Tawa Jeon meledak. Benar-benar pecah memenuhi isi mobil. Kemudian tangannya mengelus gemas rambutku penuh cinta.
Hangat. Sesuatu yang kurasakan saat Jeon menyentuh puncak kepalaku.
Dia bukan hanya seperti suamiku, melainkan seperti teman, kakak, dan juga ayah. Aku menyukai semua sikapnya.
"Aku mencintaimu. Jangan lepas cincinnya."
"Aku juga. Benar, benar, benar mencintaimu. Sekarang tanya pada pegawainya kapan makanannya jadi atau kau dilarang naik pesawat pribadiku, Tuan Kalinsky."
"Ya, nyonya Kalinsky."
Muncul atmosfer kebahagiaan yang memenuhi jiwaku.

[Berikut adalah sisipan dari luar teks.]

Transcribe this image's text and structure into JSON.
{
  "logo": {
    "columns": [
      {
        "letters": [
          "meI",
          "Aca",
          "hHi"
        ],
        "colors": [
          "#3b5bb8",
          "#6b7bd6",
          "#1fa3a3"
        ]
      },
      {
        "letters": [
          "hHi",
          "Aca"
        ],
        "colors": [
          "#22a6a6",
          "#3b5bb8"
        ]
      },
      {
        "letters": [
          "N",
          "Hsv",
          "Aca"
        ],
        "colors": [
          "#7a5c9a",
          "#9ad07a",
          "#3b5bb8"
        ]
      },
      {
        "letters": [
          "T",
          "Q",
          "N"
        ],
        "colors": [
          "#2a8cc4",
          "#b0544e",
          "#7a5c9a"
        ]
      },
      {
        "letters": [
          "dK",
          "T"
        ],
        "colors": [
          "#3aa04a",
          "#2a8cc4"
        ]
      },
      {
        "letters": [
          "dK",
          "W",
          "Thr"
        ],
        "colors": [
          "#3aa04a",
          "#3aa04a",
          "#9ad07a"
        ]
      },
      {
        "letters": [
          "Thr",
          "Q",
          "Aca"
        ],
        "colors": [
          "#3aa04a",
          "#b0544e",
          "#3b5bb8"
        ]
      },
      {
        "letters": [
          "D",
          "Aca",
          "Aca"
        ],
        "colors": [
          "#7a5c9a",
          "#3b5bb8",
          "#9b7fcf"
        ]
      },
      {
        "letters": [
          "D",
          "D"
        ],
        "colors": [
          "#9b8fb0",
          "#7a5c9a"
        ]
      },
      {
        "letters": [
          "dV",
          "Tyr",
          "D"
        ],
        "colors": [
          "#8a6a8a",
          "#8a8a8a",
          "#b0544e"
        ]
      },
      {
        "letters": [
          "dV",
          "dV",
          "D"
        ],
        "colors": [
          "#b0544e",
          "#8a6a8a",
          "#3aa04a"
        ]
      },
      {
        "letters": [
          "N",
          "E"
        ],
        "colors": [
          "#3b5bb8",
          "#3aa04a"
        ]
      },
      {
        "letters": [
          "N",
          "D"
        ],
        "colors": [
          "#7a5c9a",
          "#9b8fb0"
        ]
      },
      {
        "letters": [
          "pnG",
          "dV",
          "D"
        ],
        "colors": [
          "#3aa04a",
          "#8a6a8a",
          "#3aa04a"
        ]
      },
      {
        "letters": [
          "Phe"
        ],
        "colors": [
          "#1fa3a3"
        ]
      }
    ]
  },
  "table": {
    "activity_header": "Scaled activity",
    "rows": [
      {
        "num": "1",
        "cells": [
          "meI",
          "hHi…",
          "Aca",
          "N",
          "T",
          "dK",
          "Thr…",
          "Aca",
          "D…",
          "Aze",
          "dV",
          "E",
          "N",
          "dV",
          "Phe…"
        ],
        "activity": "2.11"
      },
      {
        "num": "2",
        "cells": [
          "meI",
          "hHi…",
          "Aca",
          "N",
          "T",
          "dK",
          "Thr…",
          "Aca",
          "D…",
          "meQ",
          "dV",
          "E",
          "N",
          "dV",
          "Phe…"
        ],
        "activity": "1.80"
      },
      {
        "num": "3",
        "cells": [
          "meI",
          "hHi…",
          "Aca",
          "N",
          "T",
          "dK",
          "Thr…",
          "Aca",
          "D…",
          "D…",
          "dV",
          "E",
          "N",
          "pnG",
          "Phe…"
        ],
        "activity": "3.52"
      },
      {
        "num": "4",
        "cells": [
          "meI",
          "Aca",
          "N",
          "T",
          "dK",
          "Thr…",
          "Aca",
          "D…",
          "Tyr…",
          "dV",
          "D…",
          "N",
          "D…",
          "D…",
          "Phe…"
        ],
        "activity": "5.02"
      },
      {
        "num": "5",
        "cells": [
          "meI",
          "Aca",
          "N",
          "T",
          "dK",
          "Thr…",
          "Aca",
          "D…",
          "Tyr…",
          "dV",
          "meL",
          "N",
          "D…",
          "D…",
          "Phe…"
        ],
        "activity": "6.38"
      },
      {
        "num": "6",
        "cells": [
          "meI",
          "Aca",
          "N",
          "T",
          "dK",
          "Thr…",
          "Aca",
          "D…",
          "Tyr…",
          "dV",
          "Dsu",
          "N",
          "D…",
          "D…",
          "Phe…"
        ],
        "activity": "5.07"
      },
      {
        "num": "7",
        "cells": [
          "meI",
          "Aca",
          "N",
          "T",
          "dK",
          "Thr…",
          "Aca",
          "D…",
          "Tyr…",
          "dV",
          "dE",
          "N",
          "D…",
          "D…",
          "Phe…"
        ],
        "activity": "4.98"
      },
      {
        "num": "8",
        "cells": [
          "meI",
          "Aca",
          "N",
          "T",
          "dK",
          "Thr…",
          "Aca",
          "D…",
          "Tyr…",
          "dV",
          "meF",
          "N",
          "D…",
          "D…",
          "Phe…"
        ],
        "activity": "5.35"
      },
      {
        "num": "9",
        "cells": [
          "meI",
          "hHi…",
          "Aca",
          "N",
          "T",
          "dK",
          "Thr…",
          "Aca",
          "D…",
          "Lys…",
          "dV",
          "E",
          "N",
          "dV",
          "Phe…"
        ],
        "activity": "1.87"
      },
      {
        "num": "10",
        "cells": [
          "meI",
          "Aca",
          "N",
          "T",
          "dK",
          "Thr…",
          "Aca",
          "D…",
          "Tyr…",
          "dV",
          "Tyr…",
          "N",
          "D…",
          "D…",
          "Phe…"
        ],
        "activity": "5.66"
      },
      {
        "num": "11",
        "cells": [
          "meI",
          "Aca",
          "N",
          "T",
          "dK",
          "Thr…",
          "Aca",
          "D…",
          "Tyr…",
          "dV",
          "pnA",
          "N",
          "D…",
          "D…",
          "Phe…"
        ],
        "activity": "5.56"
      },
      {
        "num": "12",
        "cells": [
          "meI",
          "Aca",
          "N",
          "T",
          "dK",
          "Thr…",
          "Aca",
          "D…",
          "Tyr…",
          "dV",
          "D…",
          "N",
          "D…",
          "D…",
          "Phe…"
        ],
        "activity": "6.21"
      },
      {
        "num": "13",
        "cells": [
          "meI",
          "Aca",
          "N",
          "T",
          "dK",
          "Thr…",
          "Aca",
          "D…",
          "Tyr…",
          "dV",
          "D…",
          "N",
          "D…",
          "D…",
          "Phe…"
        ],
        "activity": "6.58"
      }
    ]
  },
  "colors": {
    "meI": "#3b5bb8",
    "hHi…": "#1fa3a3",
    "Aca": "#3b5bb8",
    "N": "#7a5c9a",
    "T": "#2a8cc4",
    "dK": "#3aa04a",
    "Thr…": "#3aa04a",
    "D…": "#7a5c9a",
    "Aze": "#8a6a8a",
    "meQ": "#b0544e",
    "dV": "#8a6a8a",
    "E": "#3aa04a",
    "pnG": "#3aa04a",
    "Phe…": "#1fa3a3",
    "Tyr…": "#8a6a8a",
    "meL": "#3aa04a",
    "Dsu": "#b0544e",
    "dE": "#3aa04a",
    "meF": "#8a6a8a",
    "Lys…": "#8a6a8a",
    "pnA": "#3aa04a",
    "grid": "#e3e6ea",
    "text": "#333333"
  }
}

Sekali lagi kupukul lengannya. "Berhenti membuatku malu. Cepat tanya."
Namun saat akan melakukan itu, pesanan kami selesai dikemas. Jeon meletakkan kantongnya di antara kami.
Sebelum menghidupkan mesin mobil, Jeon terdiam sejenak. Kali ini bukan diam menatap wajahku. Tatapannya justru terpaku pada jarinya di stir.
"Han Taejoon," ucapnya menunda.
Jeon terdiam cukup lama, lalu mengangkat dagunya, kemudian berbicara dengan penuh keyakinan.
"Anak dari orang tua yang melecehkanku."